Military planners assumed that cities like Munich, Vienna, and other major urban centers would be obliterated by nuclear weapons, yet within a matter of days they assumed that Warsaw Pact forces would be able to sweep through those areas with no ill effects. It's very clear that they completely glossed over the reality of what it would mean to be marching through a nuclear wasteland.”
“Penetration of the western military was unusually high, and they had a lot of very specific intelligence about NATO's thinking. That should have told them that NATO's planning was defensive, but their ideology predisposed them to assume that capitalist states were aggressive and that NATO was on the verge of a strike at any moment. Their ideology, in part, explains why they ignored the findings of their own intelligence establishment.”

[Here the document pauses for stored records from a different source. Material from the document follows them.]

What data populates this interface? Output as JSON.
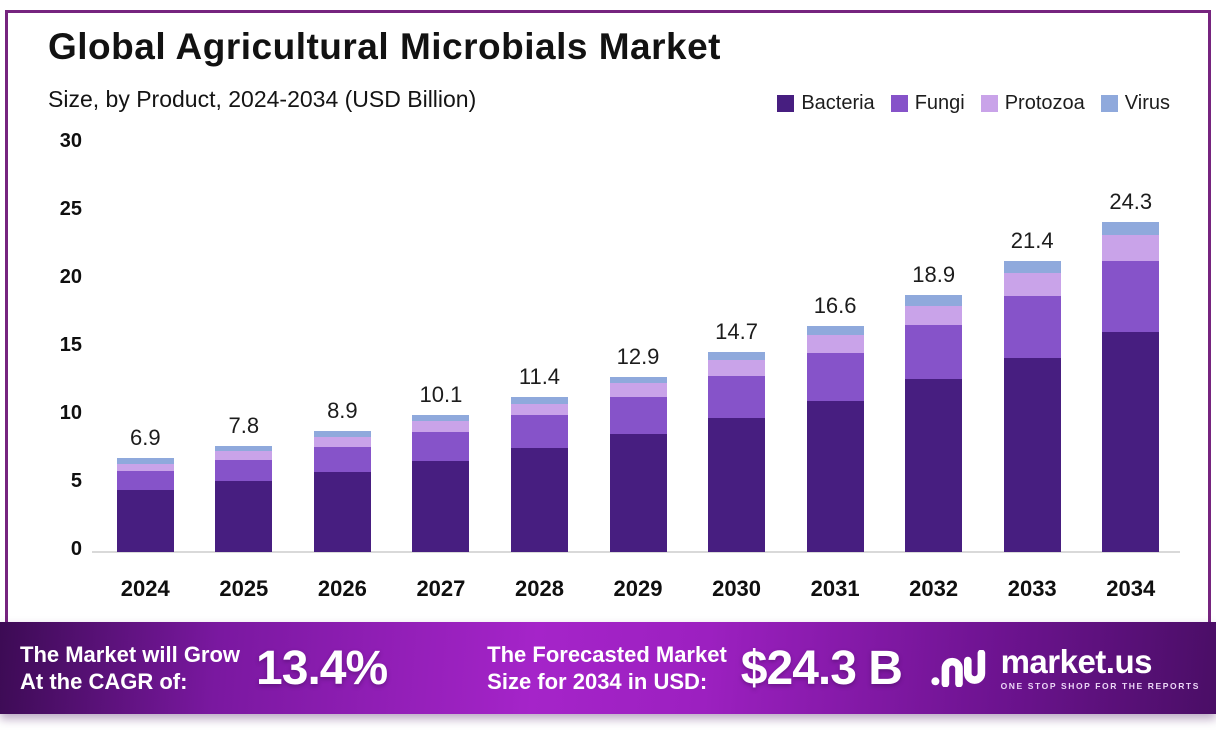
{
  "header": {
    "title": "Global Agricultural Microbials Market",
    "subtitle": "Size, by Product, 2024-2034 (USD Billion)"
  },
  "legend": {
    "items": [
      {
        "label": "Bacteria",
        "color": "#471e80"
      },
      {
        "label": "Fungi",
        "color": "#8653c9"
      },
      {
        "label": "Protozoa",
        "color": "#c9a3e9"
      },
      {
        "label": "Virus",
        "color": "#8fa9dc"
      }
    ]
  },
  "chart_data": {
    "type": "bar",
    "stacked": true,
    "title": "Global Agricultural Microbials Market Size, by Product, 2024-2034 (USD Billion)",
    "categories": [
      "2024",
      "2025",
      "2026",
      "2027",
      "2028",
      "2029",
      "2030",
      "2031",
      "2032",
      "2033",
      "2034"
    ],
    "series": [
      {
        "name": "Bacteria",
        "color": "#471e80",
        "values": [
          4.55,
          5.25,
          5.85,
          6.7,
          7.65,
          8.65,
          9.85,
          11.1,
          12.7,
          14.3,
          16.2
        ]
      },
      {
        "name": "Fungi",
        "color": "#8653c9",
        "values": [
          1.4,
          1.55,
          1.9,
          2.1,
          2.45,
          2.75,
          3.1,
          3.55,
          4.0,
          4.55,
          5.2
        ]
      },
      {
        "name": "Protozoa",
        "color": "#c9a3e9",
        "values": [
          0.55,
          0.6,
          0.68,
          0.8,
          0.75,
          1.0,
          1.15,
          1.3,
          1.37,
          1.65,
          1.9
        ]
      },
      {
        "name": "Virus",
        "color": "#8fa9dc",
        "values": [
          0.4,
          0.4,
          0.47,
          0.5,
          0.55,
          0.5,
          0.6,
          0.65,
          0.83,
          0.9,
          1.0
        ]
      }
    ],
    "totals": [
      6.9,
      7.8,
      8.9,
      10.1,
      11.4,
      12.9,
      14.7,
      16.6,
      18.9,
      21.4,
      24.3
    ],
    "total_labels": [
      "6.9",
      "7.8",
      "8.9",
      "10.1",
      "11.4",
      "12.9",
      "14.7",
      "16.6",
      "18.9",
      "21.4",
      "24.3"
    ],
    "xlabel": "",
    "ylabel": "",
    "ylim": [
      0,
      30
    ],
    "y_ticks": [
      30,
      25,
      20,
      15,
      10,
      5,
      0
    ],
    "grid": false,
    "legend_position": "top-right"
  },
  "banner": {
    "cagr": {
      "label_line1": "The Market will Grow",
      "label_line2": "At the CAGR of:",
      "value": "13.4%"
    },
    "forecast": {
      "label_line1": "The Forecasted Market",
      "label_line2": "Size for 2034 in USD:",
      "value": "$24.3 B"
    },
    "logo": {
      "name": "market.us",
      "tagline": "ONE STOP SHOP FOR THE REPORTS"
    }
  },
  "colors": {
    "frame_border": "#76247f",
    "baseline": "#d9d9d9",
    "value_text": "#1c1c1c",
    "banner_gradient_left": "#3c0b54",
    "banner_gradient_mid": "#a524c9",
    "banner_gradient_right": "#4a0e66"
  }
}
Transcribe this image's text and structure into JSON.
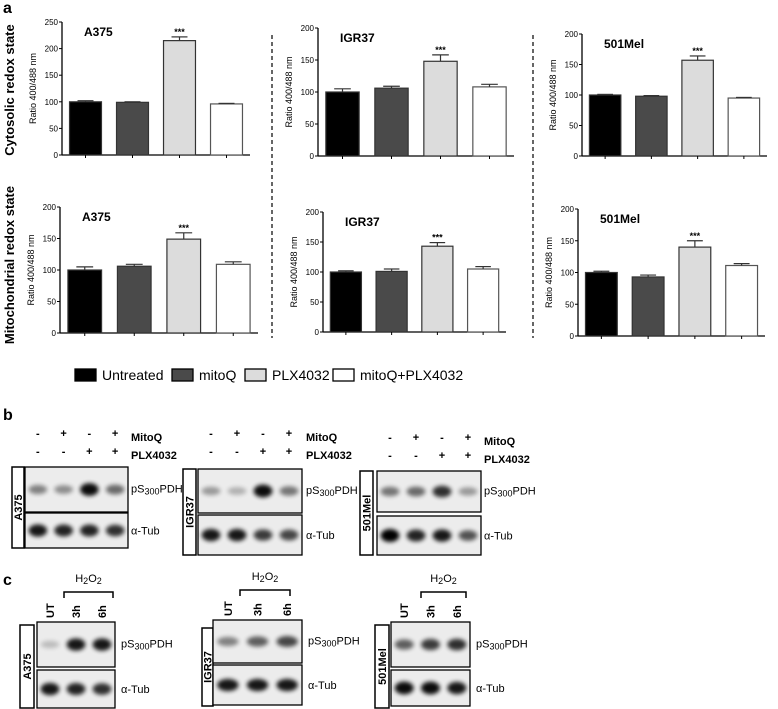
{
  "panel_labels": {
    "a": "a",
    "b": "b",
    "c": "c"
  },
  "row_titles": [
    "Cytosolic redox state",
    "Mitochondrial redox state"
  ],
  "colors": {
    "Untreated": "#000000",
    "mitoQ": "#4a4a4a",
    "PLX4032": "#dcdcdc",
    "mitoQ+PLX4032": "#ffffff"
  },
  "legend": [
    "Untreated",
    "mitoQ",
    "PLX4032",
    "mitoQ+PLX4032"
  ],
  "chart_data": [
    {
      "type": "bar",
      "title": "A375",
      "row": "Cytosolic redox state",
      "ylabel": "Ratio 400/488 nm",
      "ylim": [
        0,
        250
      ],
      "yticks": [
        0,
        50,
        100,
        150,
        200,
        250
      ],
      "categories": [
        "Untreated",
        "mitoQ",
        "PLX4032",
        "mitoQ+PLX4032"
      ],
      "values": [
        100,
        99,
        215,
        96
      ],
      "errors": [
        2,
        1,
        7,
        1
      ],
      "significance": [
        "",
        "",
        "***",
        ""
      ]
    },
    {
      "type": "bar",
      "title": "IGR37",
      "row": "Cytosolic redox state",
      "ylabel": "Ratio 400/488 nm",
      "ylim": [
        0,
        200
      ],
      "yticks": [
        0,
        50,
        100,
        150,
        200
      ],
      "categories": [
        "Untreated",
        "mitoQ",
        "PLX4032",
        "mitoQ+PLX4032"
      ],
      "values": [
        100,
        106,
        148,
        108
      ],
      "errors": [
        5,
        3,
        10,
        4
      ],
      "significance": [
        "",
        "",
        "***",
        ""
      ]
    },
    {
      "type": "bar",
      "title": "501Mel",
      "row": "Cytosolic redox state",
      "ylabel": "Ratio 400/488 nm",
      "ylim": [
        0,
        200
      ],
      "yticks": [
        0,
        50,
        100,
        150,
        200
      ],
      "categories": [
        "Untreated",
        "mitoQ",
        "PLX4032",
        "mitoQ+PLX4032"
      ],
      "values": [
        100,
        98,
        157,
        95
      ],
      "errors": [
        1,
        1,
        7,
        1
      ],
      "significance": [
        "",
        "",
        "***",
        ""
      ]
    },
    {
      "type": "bar",
      "title": "A375",
      "row": "Mitochondrial redox state",
      "ylabel": "Ratio 400/488 nm",
      "ylim": [
        0,
        200
      ],
      "yticks": [
        0,
        50,
        100,
        150,
        200
      ],
      "categories": [
        "Untreated",
        "mitoQ",
        "PLX4032",
        "mitoQ+PLX4032"
      ],
      "values": [
        100,
        106,
        149,
        109
      ],
      "errors": [
        5,
        3,
        10,
        4
      ],
      "significance": [
        "",
        "",
        "***",
        ""
      ]
    },
    {
      "type": "bar",
      "title": "IGR37",
      "row": "Mitochondrial redox state",
      "ylabel": "Ratio 400/488 nm",
      "ylim": [
        0,
        200
      ],
      "yticks": [
        0,
        50,
        100,
        150,
        200
      ],
      "categories": [
        "Untreated",
        "mitoQ",
        "PLX4032",
        "mitoQ+PLX4032"
      ],
      "values": [
        100,
        101,
        143,
        105
      ],
      "errors": [
        2,
        4,
        6,
        4
      ],
      "significance": [
        "",
        "",
        "***",
        ""
      ]
    },
    {
      "type": "bar",
      "title": "501Mel",
      "row": "Mitochondrial redox state",
      "ylabel": "Ratio 400/488 nm",
      "ylim": [
        0,
        200
      ],
      "yticks": [
        0,
        50,
        100,
        150,
        200
      ],
      "categories": [
        "Untreated",
        "mitoQ",
        "PLX4032",
        "mitoQ+PLX4032"
      ],
      "values": [
        100,
        93,
        140,
        111
      ],
      "errors": [
        2,
        3,
        10,
        3
      ],
      "significance": [
        "",
        "",
        "***",
        ""
      ]
    }
  ],
  "blots_b": {
    "treatments": [
      {
        "name": "MitoQ",
        "signs": [
          "-",
          "+",
          "-",
          "+"
        ]
      },
      {
        "name": "PLX4032",
        "signs": [
          "-",
          "-",
          "+",
          "+"
        ]
      }
    ],
    "proteins": [
      "pS300PDH",
      "α-Tub"
    ],
    "panels": [
      {
        "cell_line": "A375",
        "intensity": {
          "pS300PDH": [
            0.45,
            0.4,
            0.95,
            0.55
          ],
          "α-Tub": [
            0.9,
            0.85,
            0.85,
            0.8
          ]
        }
      },
      {
        "cell_line": "IGR37",
        "intensity": {
          "pS300PDH": [
            0.35,
            0.25,
            0.95,
            0.5
          ],
          "α-Tub": [
            0.9,
            0.9,
            0.75,
            0.7
          ]
        }
      },
      {
        "cell_line": "501Mel",
        "intensity": {
          "pS300PDH": [
            0.5,
            0.55,
            0.8,
            0.35
          ],
          "α-Tub": [
            1.0,
            0.85,
            0.9,
            0.65
          ]
        }
      }
    ]
  },
  "blots_c": {
    "treatment": "H2O2",
    "lanes": [
      "UT",
      "3h",
      "6h"
    ],
    "proteins": [
      "pS300PDH",
      "α-Tub"
    ],
    "panels": [
      {
        "cell_line": "A375",
        "intensity": {
          "pS300PDH": [
            0.2,
            0.9,
            0.9
          ],
          "α-Tub": [
            0.9,
            0.85,
            0.8
          ]
        }
      },
      {
        "cell_line": "IGR37",
        "intensity": {
          "pS300PDH": [
            0.45,
            0.6,
            0.7
          ],
          "α-Tub": [
            0.9,
            0.9,
            0.9
          ]
        }
      },
      {
        "cell_line": "501Mel",
        "intensity": {
          "pS300PDH": [
            0.6,
            0.75,
            0.8
          ],
          "α-Tub": [
            0.95,
            0.95,
            0.9
          ]
        }
      }
    ]
  }
}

Cold War era intelligence analysts noticed a disconnect between military doctrine and what their intelligence reports were showing. While this was puzzling, I gradually came to believe that it was the lack of a free press and outside academic experts that allowed the Soviet doctrinal mindset to go unchallenged. In the United States, intelligence agencies had to be concerned about not overstating the threat (called the 10 foot tall Russian soldier). DIA, in particular, came in for a lot of criticism for its Soviet Military Power documents stressing the size of military spending. It wasn’t just ideology that caused the Soviets to ignore the findings of their own intelligence establishment, it was the lack of a free press and independent universities.
In addition, the group of Army analysts that I worked with was very careful to use Soviet terms and viewpoint to describe Soviet actions. We prepared an entire series of Documents called the Soviet Battlefield Development Plan (SBDP) to accomplish this. Our Soviet analytical counterparts did not appear to exercise an equivalent care. We had been taught that “mirror imaging” – seeing our own face in the mirror – was a bad analysis.
“Over the years there was a tremendous amount of jockeying and maneuvering and outright dissension among virtually all the allied states, which wasn't as clear before. Some states were concerned about the financial burden; others were concerned about the Soviet strategy, which called for Eastern Europe to be the central battleground for a conflict. The prime directive was to defend the Soviet Union and not the Soviet bloc.”
Spies, including Polish Colonel Ryszard Kuklinski and KGB Colonel Oleg Gordievsky were essential in shaping US – and Britain’s understanding of Soviet actions and intentions. These two men, in particular, recognized that Soviet Doctrine was at variance with the findings of their own intelligence establishment.